When we ran into the next of Vaingloth’s disposable sewer beasts, Zeph deposited me gracefully on my feet and flashes forward.
I don’t think she had a blade, and her claws had always seemed pretty short to me. Much too short to get through the heavy scales on the tube-like monster that was rushing down the tunnel towards us.
A moment later however, she was back at my side and the monster was falling into two cleanly bisected pieces.
“We’re leaving a trail like this,” Zeph said, appearing beside us as fast as she’d left.
“Can’t be helped,” Lucky said. “Didn’t have a lot of time to put together a good escape route, or all that many decoys.”
“Wait, ‘all the many decoys’? We have decoys?” I asked, a whole new set of wheels turning in my head.
“Yeah, Smiles and Oolgoo are working together, and some of the Kobolds know these tunnels scary well,” Lucky said, “They’re killing off some of the other monsters down here to make it a little less clear which paths we’re taking.”
“Oh. Oh that’s good. Melty Boy is going to have to check them all,” I said as we continued running. “He will, but it will take him more time, and that’s fantastic!”

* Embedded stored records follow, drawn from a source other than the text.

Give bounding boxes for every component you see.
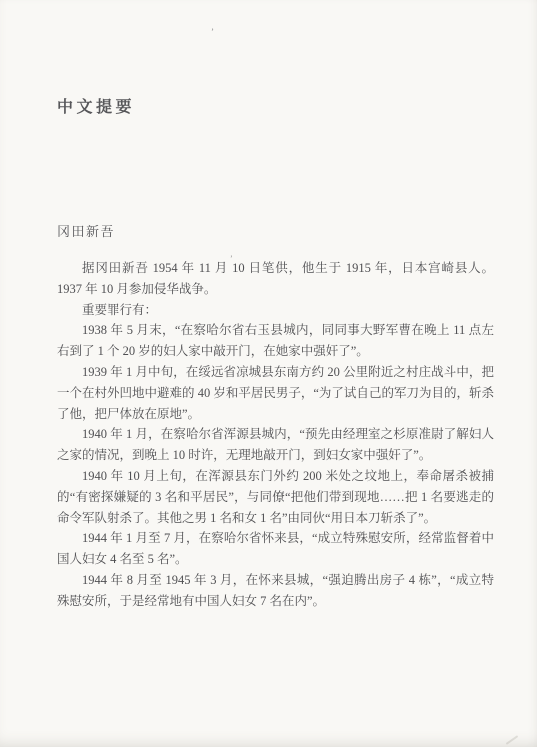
paragraph-1938: 1938 年 5 月末，“在察哈尔省右玉县城内，同同事大野军曹在晚上 11 点左… bbox=[57, 320, 494, 362]
paragraph-1940-jan: 1940 年 1 月，在察哈尔省浑源县城内，“预先由经理室之杉原准尉了解妇人之家… bbox=[57, 424, 494, 466]
paragraph-1944-aug: 1944 年 8 月至 1945 年 3 月，在怀来县城，“强迫腾出房子 4 栋… bbox=[57, 570, 494, 612]
paragraph-crimes-intro: 重要罪行有： bbox=[57, 300, 494, 321]
document-body: 据冈田新吾 1954 年 11 月 10 日笔供，他生于 1915 年，日本宫崎… bbox=[57, 258, 494, 612]
paragraph-biography: 据冈田新吾 1954 年 11 月 10 日笔供，他生于 1915 年，日本宫崎… bbox=[57, 258, 494, 300]
ink-speck: ’ bbox=[211, 28, 214, 37]
paragraph-1944-jan: 1944 年 1 月至 7 月，在察哈尔省怀来县，“成立特殊慰安所，经常监督着中… bbox=[57, 528, 494, 570]
page-title: 中文提要 bbox=[57, 94, 135, 117]
scanned-document-page: ’ 中文提要 冈田新吾 ’ 据冈田新吾 1954 年 11 月 10 日笔供，他… bbox=[0, 0, 537, 747]
paragraph-1939: 1939 年 1 月中旬，在绥远省凉城县东南方约 20 公里附近之村庄战斗中，把… bbox=[57, 362, 494, 424]
author-name: 冈田新吾 bbox=[57, 221, 115, 240]
scan-edge-artifact bbox=[506, 735, 519, 745]
paragraph-1940-oct: 1940 年 10 月上旬，在浑源县东门外约 200 米处之坟地上，奉命屠杀被捕… bbox=[57, 466, 494, 528]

I was on my own for running. Either I’d forfeited the right to a baby-carry by making an adult demand, or Zeph was simply being reasonable that she was a better defender without me encumbering her. I suspected it was probably a little of both, and, as was the theme of my life, regretted the lost a few hundred yards latter when keeping up with the annoying long legs of a Bugbear and a Fox Wind began to prove challenging.
“If we don’t get out of here, you can both blame this all on me,” I said, refusing to fall behind.

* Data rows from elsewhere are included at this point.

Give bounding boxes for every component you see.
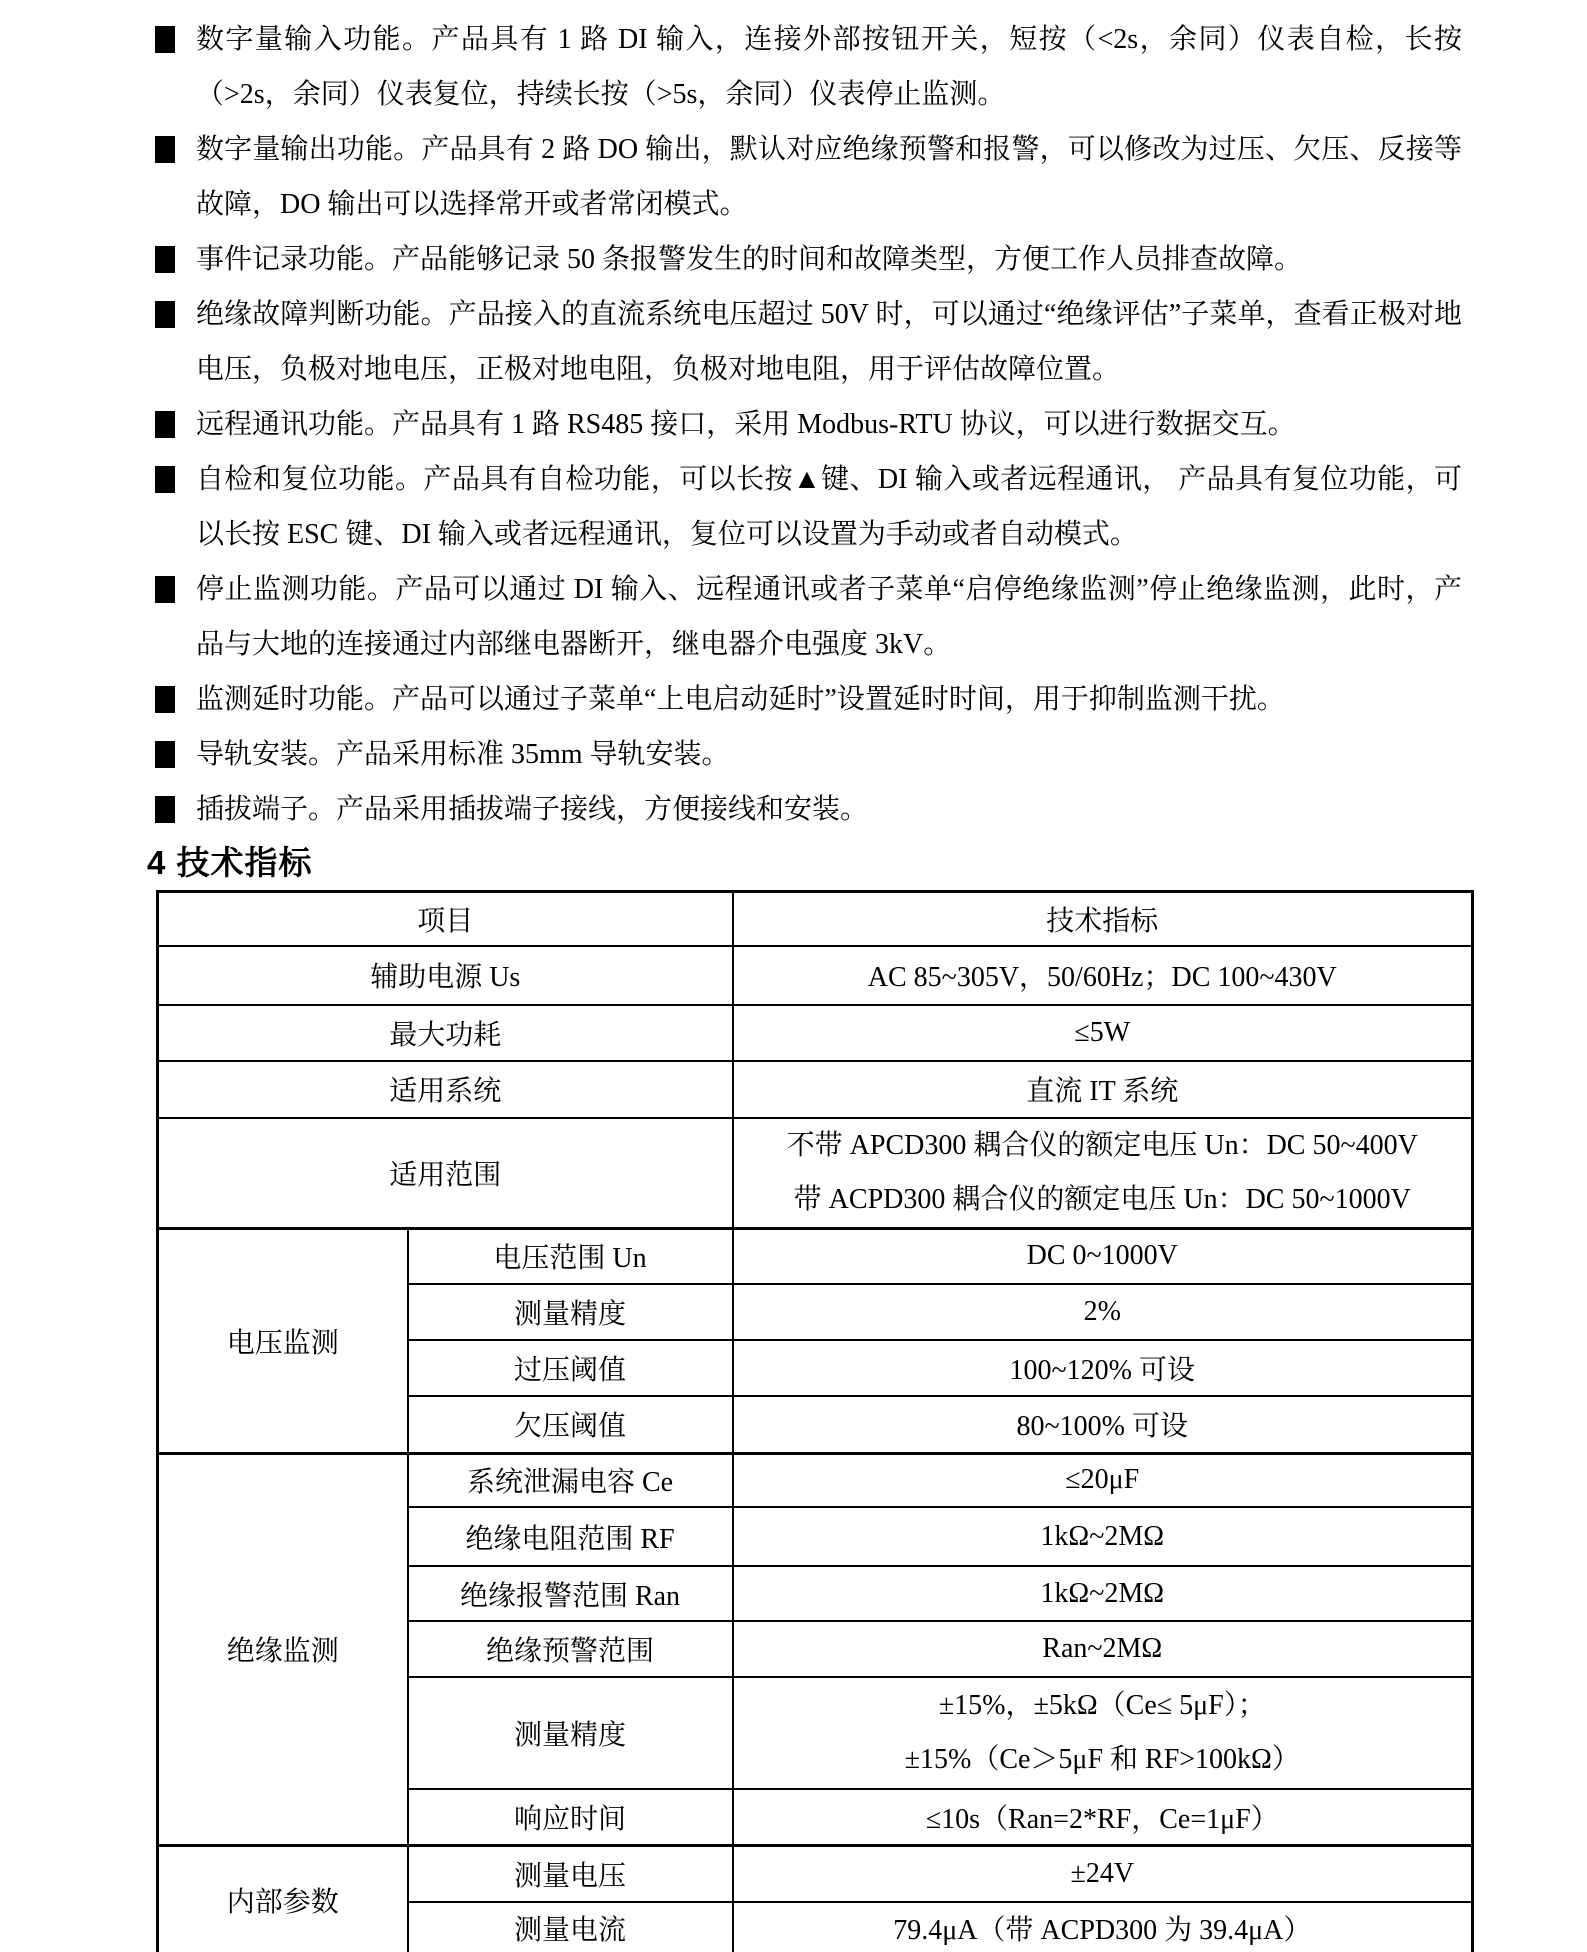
feature-bullet-item: 远程通讯功能。产品具有 1 路 RS485 接口，采用 Modbus-RTU 协… — [155, 397, 1462, 452]
document-page: 数字量输入功能。产品具有 1 路 DI 输入，连接外部按钮开关，短按（<2s，余… — [0, 0, 1467, 1952]
spec-label-cell: 测量电流 — [408, 1902, 733, 1952]
spec-value-line: ±15%，±5kΩ（Ce≤ 5μF）； — [734, 1679, 1472, 1733]
spec-label-cell: 绝缘报警范围 Ran — [408, 1566, 733, 1621]
spec-value-cell: 80~100% 可设 — [733, 1396, 1473, 1453]
spec-label-cell: 辅助电源 Us — [158, 946, 733, 1005]
bullet-square-icon — [155, 301, 175, 328]
table-header-spec: 技术指标 — [733, 892, 1473, 946]
bullet-text: 停止监测功能。产品可以通过 DI 输入、远程通讯或者子菜单“启停绝缘监测”停止绝… — [196, 574, 1462, 660]
spec-label-cell: 绝缘电阻范围 RF — [408, 1507, 733, 1566]
spec-value-cell: AC 85~305V，50/60Hz；DC 100~430V — [733, 946, 1473, 1005]
spec-value-cell: ±15%，±5kΩ（Ce≤ 5μF）； ±15%（Ce＞5μF 和 RF>100… — [733, 1677, 1473, 1789]
table-row: 内部参数 测量电压 ±24V — [158, 1845, 1473, 1902]
table-row: 适用范围 不带 APCD300 耦合仪的额定电压 Un：DC 50~400V 带… — [158, 1118, 1473, 1229]
feature-bullet-item: 数字量输出功能。产品具有 2 路 DO 输出，默认对应绝缘预警和报警，可以修改为… — [155, 122, 1462, 232]
bullet-square-icon — [155, 796, 175, 823]
table-row: 绝缘监测 系统泄漏电容 Ce ≤20μF — [158, 1453, 1473, 1507]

Keeping up with them wasn’t easy, but running was the one thing I actually was good at, so it wasn’t as impossible or miserable as it might have been.
In fact, given that Lucky at least wasn’t holding back, it was a lot easier than it should have been.
And I was glowing more.
“There’s a whole lot we can blame on you,” Lucky said. “You don’t have any idea the kind of bonfire you lit when you incinerated that Inquisitor do you?”
“Oh. Did someone notice that? Thought I was being subtle there.”
“Oh you were,” Lucky said. “It all happened so fast that most of us had no idea who or what smote the hell out of those guys. We were just happy to be alive. The dickhead in charge though? He’s been a bit less than subtle. He burned up that whole precinct looking for you.”
“Oh. Hmm. So how much of the city wants me dead? Like all of it, I’m guessing?”
“Dead? Oh no. No, no my silly friend. They want you to take the big seat. We’ve had enough of centuries of darkness under the current idiot. It’s time we saw the sun again.”